Le développement de ce capitalisme coopératif ne pourra pas être la clé universelle. Selon Eric Kayser, dont les enseignes de boulangerie fleurissent aux quatre coins du monde, cette question est presque accessoire. Il estime plus urgent de réformer la fiscalité et de simplifier l'environnement administratif des entreprises - moins de contrôles, moins de paperasseries -, comme s'y est engagé François Hollande, avant de repenser le capitalisme.
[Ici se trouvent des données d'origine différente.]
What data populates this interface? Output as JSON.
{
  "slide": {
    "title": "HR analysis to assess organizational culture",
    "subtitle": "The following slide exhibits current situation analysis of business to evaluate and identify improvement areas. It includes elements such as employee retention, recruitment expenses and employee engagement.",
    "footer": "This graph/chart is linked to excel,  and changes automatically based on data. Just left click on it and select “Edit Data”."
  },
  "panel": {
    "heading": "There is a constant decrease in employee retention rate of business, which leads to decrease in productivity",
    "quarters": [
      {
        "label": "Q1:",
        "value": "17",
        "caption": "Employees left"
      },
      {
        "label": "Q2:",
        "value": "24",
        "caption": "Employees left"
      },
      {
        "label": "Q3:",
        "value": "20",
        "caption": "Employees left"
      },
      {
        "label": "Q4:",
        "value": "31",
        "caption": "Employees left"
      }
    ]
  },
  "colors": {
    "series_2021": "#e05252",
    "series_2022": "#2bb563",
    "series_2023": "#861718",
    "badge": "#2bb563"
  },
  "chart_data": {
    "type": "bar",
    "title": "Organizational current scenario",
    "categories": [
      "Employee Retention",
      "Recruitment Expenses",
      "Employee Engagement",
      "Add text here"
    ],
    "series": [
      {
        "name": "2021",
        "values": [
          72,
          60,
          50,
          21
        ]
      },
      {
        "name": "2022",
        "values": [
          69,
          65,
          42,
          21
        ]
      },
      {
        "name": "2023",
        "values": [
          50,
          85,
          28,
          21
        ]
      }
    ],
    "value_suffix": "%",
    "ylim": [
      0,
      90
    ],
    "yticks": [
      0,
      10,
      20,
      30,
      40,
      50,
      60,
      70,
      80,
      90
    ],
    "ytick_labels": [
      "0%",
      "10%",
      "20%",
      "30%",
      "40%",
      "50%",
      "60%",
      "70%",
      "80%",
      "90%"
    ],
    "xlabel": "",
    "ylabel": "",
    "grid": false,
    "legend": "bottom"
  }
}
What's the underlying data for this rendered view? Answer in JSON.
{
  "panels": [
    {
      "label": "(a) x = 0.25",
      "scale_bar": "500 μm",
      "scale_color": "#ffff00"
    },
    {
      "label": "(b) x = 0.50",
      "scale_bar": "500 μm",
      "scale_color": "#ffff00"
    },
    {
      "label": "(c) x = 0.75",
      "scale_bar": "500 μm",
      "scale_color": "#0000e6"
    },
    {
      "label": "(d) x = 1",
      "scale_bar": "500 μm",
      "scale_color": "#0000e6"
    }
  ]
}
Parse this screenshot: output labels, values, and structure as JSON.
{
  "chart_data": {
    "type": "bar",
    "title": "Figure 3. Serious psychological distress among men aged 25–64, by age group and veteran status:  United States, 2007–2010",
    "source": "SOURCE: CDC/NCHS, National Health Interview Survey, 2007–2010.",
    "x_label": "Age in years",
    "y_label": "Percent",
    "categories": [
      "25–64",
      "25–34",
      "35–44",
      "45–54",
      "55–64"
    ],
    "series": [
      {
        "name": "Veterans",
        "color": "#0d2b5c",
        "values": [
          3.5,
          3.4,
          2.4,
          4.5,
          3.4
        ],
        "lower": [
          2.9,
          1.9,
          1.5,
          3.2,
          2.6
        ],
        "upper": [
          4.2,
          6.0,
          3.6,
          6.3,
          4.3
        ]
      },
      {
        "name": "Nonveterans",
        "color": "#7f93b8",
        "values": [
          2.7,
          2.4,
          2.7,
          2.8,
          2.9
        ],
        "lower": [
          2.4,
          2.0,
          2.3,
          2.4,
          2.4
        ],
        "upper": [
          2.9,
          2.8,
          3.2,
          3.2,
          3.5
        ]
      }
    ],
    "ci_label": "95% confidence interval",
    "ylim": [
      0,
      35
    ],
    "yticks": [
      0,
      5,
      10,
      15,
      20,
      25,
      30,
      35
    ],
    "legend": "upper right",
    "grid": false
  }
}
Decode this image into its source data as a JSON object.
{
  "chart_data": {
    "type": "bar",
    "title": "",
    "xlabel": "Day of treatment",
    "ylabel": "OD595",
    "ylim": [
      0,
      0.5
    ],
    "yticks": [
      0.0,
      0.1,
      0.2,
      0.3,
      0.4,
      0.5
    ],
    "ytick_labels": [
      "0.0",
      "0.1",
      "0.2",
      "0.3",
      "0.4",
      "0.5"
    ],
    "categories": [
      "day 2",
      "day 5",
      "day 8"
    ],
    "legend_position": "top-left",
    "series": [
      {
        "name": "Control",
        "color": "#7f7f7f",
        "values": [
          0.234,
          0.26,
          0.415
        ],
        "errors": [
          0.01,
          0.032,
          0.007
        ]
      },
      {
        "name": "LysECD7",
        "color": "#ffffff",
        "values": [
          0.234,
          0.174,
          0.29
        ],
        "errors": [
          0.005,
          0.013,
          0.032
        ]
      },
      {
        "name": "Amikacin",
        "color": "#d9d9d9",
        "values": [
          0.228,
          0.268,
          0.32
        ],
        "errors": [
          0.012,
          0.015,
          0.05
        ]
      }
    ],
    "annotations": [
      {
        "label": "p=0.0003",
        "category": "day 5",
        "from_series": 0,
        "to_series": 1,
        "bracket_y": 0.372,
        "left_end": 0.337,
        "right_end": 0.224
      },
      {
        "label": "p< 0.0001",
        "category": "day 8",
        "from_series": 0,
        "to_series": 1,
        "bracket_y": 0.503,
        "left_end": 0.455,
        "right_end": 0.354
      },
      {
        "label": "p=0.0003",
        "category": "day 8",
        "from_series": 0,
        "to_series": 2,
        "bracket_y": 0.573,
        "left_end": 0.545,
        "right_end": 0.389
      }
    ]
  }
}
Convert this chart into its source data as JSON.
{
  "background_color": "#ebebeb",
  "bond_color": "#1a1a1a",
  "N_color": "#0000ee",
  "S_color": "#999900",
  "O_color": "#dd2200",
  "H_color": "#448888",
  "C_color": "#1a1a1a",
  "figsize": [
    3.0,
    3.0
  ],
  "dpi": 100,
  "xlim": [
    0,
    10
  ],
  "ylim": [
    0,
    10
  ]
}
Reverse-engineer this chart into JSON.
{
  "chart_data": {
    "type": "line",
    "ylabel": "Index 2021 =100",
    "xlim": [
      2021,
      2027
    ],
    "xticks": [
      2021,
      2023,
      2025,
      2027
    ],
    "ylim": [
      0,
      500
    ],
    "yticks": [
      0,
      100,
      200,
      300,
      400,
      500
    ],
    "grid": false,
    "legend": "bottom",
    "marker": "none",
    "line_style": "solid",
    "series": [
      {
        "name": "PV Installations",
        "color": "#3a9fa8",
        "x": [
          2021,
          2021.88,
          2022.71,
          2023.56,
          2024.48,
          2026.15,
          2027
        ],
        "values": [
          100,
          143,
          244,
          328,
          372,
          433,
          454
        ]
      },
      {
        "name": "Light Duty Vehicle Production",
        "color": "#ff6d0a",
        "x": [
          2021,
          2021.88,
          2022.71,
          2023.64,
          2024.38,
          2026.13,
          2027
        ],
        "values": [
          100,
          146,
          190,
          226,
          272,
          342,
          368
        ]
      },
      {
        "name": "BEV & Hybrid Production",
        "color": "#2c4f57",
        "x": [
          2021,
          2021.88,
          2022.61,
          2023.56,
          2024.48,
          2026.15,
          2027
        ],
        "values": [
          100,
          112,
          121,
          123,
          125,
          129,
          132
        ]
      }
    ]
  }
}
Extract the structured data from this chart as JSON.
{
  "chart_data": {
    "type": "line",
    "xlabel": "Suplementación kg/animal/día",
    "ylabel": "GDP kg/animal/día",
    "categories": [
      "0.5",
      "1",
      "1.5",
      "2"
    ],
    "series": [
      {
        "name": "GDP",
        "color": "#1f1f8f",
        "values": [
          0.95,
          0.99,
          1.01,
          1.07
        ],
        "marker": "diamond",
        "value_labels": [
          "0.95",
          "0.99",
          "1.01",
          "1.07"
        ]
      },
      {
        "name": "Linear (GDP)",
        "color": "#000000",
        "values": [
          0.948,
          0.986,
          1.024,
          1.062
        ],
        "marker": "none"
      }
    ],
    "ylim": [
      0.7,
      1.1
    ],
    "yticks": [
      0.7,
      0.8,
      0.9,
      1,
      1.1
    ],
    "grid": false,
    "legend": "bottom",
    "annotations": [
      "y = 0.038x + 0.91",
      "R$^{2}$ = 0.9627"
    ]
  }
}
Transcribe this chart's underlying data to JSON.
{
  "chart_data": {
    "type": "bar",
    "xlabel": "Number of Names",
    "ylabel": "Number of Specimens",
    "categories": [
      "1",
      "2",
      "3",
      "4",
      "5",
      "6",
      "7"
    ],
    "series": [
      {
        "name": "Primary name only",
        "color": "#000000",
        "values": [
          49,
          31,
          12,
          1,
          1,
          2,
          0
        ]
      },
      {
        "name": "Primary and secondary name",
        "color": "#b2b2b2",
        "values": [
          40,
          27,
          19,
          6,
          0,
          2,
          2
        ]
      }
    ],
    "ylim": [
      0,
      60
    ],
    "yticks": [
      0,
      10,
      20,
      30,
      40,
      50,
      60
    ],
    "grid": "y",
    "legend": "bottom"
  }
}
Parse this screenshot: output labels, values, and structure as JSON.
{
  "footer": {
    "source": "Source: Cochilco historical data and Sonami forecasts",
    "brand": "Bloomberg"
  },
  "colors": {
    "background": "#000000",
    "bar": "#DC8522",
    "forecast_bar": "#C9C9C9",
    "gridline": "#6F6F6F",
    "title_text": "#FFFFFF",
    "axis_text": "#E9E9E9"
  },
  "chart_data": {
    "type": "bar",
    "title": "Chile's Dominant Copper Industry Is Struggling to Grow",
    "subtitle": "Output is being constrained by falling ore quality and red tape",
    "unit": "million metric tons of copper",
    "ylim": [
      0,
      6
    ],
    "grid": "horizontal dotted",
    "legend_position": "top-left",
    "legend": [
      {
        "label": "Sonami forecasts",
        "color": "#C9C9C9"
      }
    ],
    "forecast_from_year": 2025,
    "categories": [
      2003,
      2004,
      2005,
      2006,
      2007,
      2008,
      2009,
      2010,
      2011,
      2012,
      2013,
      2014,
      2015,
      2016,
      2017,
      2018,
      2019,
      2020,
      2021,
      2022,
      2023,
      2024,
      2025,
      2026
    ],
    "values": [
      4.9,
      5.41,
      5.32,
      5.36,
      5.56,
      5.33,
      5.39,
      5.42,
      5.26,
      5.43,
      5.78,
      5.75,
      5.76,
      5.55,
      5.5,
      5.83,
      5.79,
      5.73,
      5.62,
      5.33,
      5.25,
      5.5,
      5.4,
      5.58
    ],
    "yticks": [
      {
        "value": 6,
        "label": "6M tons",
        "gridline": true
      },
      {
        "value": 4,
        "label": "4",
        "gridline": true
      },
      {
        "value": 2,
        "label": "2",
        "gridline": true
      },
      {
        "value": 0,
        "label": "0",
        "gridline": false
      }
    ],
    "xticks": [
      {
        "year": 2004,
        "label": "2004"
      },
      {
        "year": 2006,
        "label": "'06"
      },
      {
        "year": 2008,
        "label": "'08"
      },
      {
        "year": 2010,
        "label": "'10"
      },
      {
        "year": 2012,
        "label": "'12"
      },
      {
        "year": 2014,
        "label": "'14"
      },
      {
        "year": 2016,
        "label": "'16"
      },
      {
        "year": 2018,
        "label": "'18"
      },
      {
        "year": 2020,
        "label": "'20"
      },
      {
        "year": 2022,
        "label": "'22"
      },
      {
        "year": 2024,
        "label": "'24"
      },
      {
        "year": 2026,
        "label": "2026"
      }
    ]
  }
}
Un avis que partage Daniel Karyotis, le président du directoire de la banque Palatine. "C'est une idée intéressante qu'il faut creuser car elle peut réconcilier les Français avec les entreprises et, au cas par cas, permettre à des sociétés de survivre. Mais il faut préalablement résoudre la question de la nature des liquidités engagées et élaborer un corpus fiscal et réglementaire efficace. En revanche, elle ne peut être l'alpha et l'omega d'une politique industrielle. Ce n'est pas de cette façon que l'on pourra favoriser l'éclosion de nouvelles ETI en France", affirme-t-il. "Il faut pousser l'idée jusqu'au  bout. si l'on veut éviter une crise du capital développement, causée par l'application des normes comptables Bâle III et Solvency 2, Arnaud Montebourg ne doit pas seulement se pencher sur le fléchage de l'épargne des salariés vers leur entreprise, mais de celui de l'ensemble des Français, considérable, vers les PME. C'est la seule façon de créer des emplois dans nos territoires", poursuit Grégoire Sentilhes.